Both Democratic presidents of recent memory, Bill Clinton and Barack Obama, have made it a standard ploy to court organized labor during election time and then ditch it after elections are won. However, it is not that easy for rank-and-file members in the legislature who do not have term limits to pull off this about-face. What's more, these can be quite powerful politicians.

A sign of Obama's lame duck status--he cannot have another term as president--is of Senate Majority Leader Harry Reid (D-NV) hitting Obama with massive blows on trade. A few days ago, the one-time boxer Reid reiterated that he will not grant Obama fast-track status for negotiated free trade agreements. At the moment, the major US initiatives are expanding the Trans-Pacific Partnership (TPP) in Asia and forming the Transatlantic Trade and Investment Partnership (TTIP) with the European Union. I've already mentioned how it will be quite challenging for either to be concluded unless significantly watered-down, but Harry Reid adds another complication. Without granting fast-track status to his president, Reid makes it possible for lawmakers to change the contents of the negotiated agreements with Asian or European counterparts instead of the legislature simply voting for or against these FTAs as hammered out during international negotiations:
Senate Majority Leader Harry Reid broke publicly with the White House Wednesday on trade policy, instantly imperiling two major international trade deals and punching a hole in one piece of the economic agenda the president outlined in his State of the Union address a day earlier. Mr. Reid told reporters he opposed legislation aimed at smoothing the passage of free-trade agreements, a vital component to negotiating any deal, and pointedly said supporters should back down.

"I'm against fast track," Mr. Reid (D., Nev.) said, using the shorthand term for legislation that prevents overseas trade agreements from being amended during the congressional approval process. "I think everyone would be well-advised just not to push this right now."
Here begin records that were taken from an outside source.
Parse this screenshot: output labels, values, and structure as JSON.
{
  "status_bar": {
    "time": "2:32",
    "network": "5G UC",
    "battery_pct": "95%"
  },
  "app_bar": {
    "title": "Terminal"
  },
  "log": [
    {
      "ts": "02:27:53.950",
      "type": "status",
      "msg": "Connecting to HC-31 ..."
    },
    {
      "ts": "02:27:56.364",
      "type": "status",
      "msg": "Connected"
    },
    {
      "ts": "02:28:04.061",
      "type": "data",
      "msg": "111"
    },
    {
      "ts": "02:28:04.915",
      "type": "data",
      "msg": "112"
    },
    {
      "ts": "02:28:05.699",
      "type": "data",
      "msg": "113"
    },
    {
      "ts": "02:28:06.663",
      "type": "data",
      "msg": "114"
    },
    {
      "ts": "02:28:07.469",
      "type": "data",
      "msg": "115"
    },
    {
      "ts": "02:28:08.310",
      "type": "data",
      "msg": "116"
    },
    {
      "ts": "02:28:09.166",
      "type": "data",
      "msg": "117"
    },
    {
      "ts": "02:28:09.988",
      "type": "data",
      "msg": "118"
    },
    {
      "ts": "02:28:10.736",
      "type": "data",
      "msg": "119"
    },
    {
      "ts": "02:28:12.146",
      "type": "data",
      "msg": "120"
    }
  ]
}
The move spells trouble for two sets of complicated talks, one with the European Union and the other with countries in the Asia-Pacific region. Both deals likely would have required such a "fast track" approval to clear the Congress. The U.S.'s negotiating partners wouldn't likely commit to a final agreement that could be unpopular back home without assurances that it couldn't be modified by U.S. lawmakers. 
And lest we forget, there's organized labor lurking...
Mr. Reid, whose state has a heavy union presence, has long opposed trade deals. He also represents a caucus with several vulnerable Democrats up for election in November who might have been forced to choose between Mr. Obama and the unions that help finance campaigns.
"I think there's a lot of dubiousness in our caucus to fast track, given that every time we sign a free-trade agreement it seems other countries violate the rules and we don't," said Sen. Chuck Schumer (D., N.Y.), a member of the Senate Democratic leadership.
So much for party discipline as Reid hits Obama immediately after his SOTU address. Reid is probably calculating that Obama's days are already numbered anyway, and that it's better to offend the president than traditional Democratic constituencies. Can the party afford to lose its majority in the Senate? Especially during sour economic times like the present, the Democrats' protectionist streak usually comes to the forefront. Republicans are usually more in favor of free trade and vote for such deals, but the current political situation may be inauspicious as Tea Party Republicans seemingly vote against Obama on anything--even expanding trade which is a traditional Republican advocacy.

Moreover, George W. Bush had fast track authority for most of his presidency but was unable to get any major FTAs completed, so its efficacy in concluding deals is very much dependent on first having successful negotiations at the international level.